Eight years later in 2003, I think Grandpa was listening. This was the first year I can remember making new years resolutions. I was determined to adopt a dog and train her to become a therapy dog. I think my grandpa must have heard because two days later on January 3rd, I met Velvet for the very first time. She had been in the shelter 2 months, was featured as the dog of the week, yet no one wanted her. I think my grandpa knew she was meant to be my dog and helped me find her.
I knew the moment I saw her sitting in a cage at the shelter she was going to be my dog. What I didn’t realize at the time was that she would change my life and the lives of so many people. Velvet was a people dog; she loved being around people. This attribute made her the perfect therapy dog. She came to work with me throughout her life, and I have countless stories of people she met and the lives she changed. But none stand out more than the day she met Max.

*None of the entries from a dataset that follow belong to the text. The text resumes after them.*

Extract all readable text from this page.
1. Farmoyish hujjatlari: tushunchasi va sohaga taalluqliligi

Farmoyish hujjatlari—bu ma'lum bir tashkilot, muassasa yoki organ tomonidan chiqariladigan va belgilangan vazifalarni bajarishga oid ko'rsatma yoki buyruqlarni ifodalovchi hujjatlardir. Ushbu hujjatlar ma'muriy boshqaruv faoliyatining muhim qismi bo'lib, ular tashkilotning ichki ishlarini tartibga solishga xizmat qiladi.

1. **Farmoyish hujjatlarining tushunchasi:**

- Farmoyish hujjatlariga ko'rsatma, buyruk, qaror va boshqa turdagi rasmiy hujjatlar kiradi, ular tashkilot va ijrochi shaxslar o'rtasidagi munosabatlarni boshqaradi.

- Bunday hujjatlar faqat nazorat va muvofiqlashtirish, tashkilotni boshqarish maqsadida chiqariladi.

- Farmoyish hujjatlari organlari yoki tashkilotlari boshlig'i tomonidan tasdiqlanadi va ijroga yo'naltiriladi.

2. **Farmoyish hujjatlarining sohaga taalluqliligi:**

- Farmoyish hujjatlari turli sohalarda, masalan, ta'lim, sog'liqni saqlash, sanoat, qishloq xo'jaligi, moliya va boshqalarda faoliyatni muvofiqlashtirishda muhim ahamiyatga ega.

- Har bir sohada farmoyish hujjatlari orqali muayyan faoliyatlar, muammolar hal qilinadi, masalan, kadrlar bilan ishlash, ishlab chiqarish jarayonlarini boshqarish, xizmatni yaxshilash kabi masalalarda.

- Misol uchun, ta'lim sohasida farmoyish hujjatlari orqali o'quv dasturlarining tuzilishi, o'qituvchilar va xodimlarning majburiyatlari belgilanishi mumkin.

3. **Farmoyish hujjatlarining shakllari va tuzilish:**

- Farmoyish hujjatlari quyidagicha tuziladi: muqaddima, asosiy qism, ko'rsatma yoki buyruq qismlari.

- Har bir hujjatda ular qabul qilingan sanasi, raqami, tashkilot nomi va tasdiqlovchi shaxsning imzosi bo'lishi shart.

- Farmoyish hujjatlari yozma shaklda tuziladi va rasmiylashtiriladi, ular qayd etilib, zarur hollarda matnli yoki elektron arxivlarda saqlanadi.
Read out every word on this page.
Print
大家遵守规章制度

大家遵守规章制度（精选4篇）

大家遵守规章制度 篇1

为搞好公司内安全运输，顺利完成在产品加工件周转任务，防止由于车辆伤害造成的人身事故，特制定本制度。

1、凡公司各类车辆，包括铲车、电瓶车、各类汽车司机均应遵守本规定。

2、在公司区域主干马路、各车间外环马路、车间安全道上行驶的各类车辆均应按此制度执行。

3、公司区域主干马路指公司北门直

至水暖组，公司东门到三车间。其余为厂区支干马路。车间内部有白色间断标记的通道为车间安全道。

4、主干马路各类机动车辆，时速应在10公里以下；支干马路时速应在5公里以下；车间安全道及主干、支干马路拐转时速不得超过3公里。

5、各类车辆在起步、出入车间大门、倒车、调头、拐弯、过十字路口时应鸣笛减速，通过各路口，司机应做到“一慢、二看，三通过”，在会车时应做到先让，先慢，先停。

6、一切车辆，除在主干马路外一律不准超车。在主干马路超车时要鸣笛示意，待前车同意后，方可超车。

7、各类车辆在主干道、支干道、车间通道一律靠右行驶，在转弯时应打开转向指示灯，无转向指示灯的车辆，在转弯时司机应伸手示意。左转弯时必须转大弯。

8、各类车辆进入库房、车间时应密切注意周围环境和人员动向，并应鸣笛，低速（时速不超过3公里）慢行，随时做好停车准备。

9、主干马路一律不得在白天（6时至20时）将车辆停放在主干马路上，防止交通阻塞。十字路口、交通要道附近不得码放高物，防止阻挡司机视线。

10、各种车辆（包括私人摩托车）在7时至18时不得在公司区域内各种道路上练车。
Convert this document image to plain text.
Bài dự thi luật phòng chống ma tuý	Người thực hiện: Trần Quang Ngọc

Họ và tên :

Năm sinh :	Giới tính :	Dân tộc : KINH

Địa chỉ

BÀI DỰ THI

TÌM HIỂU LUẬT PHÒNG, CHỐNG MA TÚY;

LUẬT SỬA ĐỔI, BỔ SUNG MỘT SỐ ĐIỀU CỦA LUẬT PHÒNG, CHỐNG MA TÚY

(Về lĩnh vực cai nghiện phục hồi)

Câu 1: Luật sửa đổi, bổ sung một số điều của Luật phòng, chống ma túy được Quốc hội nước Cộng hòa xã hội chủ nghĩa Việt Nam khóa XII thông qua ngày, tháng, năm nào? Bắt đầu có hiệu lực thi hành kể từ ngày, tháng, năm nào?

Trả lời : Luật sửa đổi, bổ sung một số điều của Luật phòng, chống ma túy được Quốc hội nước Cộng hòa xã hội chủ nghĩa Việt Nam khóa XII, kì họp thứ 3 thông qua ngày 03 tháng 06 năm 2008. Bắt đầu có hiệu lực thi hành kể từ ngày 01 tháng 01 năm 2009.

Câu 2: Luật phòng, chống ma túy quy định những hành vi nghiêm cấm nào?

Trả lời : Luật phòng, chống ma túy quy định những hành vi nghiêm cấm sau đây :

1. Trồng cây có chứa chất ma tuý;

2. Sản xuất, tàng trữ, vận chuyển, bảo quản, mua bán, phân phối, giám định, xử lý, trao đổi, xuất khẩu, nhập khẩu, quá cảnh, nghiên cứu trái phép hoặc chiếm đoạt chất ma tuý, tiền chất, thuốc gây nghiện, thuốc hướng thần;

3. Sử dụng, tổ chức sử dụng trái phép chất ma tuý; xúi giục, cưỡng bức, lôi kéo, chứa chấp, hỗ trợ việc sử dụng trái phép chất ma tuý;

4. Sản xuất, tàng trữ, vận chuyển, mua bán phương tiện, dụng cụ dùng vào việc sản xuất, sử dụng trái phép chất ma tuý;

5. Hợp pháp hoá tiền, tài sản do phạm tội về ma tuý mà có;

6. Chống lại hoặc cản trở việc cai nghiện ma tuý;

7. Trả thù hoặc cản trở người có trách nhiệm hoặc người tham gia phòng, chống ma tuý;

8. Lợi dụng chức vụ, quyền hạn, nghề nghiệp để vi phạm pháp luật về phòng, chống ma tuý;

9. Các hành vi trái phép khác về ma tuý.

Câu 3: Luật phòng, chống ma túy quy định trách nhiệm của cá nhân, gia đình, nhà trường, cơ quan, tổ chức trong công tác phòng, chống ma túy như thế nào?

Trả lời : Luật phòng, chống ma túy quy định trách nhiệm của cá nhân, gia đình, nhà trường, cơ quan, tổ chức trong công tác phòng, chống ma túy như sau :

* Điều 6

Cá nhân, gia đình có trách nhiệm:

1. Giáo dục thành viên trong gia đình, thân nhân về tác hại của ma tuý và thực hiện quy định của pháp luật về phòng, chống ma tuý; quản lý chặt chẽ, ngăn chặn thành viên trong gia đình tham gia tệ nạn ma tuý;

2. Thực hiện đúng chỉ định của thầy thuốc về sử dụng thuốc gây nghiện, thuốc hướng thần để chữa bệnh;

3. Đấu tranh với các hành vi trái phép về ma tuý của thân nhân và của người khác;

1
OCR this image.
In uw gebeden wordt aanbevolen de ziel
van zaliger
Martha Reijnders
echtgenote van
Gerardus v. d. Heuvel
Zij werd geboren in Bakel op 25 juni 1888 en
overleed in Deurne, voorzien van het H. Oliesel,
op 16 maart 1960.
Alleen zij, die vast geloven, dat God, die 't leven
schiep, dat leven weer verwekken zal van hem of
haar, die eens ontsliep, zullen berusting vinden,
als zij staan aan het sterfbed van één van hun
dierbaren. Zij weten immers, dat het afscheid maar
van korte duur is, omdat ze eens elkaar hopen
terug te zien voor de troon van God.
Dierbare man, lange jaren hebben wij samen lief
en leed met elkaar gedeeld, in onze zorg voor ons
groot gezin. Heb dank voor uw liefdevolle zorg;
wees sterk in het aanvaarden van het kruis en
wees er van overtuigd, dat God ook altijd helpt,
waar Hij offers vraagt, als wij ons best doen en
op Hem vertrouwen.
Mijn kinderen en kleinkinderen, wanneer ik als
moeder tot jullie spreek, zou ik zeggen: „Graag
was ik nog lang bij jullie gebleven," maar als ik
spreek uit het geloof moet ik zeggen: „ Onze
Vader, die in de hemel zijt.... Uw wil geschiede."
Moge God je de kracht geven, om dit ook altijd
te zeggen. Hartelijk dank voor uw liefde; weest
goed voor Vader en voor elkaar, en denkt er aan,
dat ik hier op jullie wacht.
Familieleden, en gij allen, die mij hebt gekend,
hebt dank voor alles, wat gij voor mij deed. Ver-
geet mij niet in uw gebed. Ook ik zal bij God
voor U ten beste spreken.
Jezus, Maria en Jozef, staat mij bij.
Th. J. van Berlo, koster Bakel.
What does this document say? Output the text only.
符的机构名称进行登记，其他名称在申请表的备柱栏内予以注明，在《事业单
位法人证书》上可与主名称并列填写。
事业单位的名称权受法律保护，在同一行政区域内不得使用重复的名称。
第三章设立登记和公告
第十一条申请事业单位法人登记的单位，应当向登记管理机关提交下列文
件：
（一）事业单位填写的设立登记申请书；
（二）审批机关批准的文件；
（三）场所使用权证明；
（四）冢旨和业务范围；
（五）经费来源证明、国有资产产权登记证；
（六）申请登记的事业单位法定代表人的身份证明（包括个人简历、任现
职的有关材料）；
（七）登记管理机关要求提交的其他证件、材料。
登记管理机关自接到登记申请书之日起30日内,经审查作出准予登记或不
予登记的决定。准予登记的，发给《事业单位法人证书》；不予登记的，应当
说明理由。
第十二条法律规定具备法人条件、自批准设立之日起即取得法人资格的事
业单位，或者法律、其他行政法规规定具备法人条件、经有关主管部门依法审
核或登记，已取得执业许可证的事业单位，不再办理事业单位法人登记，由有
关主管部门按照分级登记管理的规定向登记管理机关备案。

Shortly before she met Max, I heard the devastating news that Velvet had cancer. At the moment, I felt what my parents felt when I was diagnosed…my heart sunk. Velvet was 12 years old, surgery wasn’t an option, and I wasn’t going to put her through chemo, so I did the next best thing. I put her on doggie hospice. I didn’t know how much time I was going to have with her, she had a growing tumor in her chest that was already putting pressure on her heart and lungs, so I wanted to make every minute count. I took her out of retirement as a therapy dog, and started to bring her to work with me again. That is when I met Max.
Max had terminal cancer and loved dogs. I bought Velvet to visit him one day; when I told him Velvet was also dying of cancer, he said with a smile, “She’s just like me.” Her visit made a difference to him. She gave him one last opportunity to pet a dog and relate to someone. Cancer had connected the three of us, and I left work knowing Velvet and I had comforted Max. He died a few days later.
A few months later on January 3, 2015 I said good-bye to Velvet and sent her to Rainbow Bridge. Even though Grandpa wasn’t too fond of dogs, I know he met her there. I know he wanted to meet the dog that made me so happy. Velvet will never be forgotten. She wasn’t just a dog; she was my dog. Velvet was my family; my furry, four-legged, tail wagged best friend.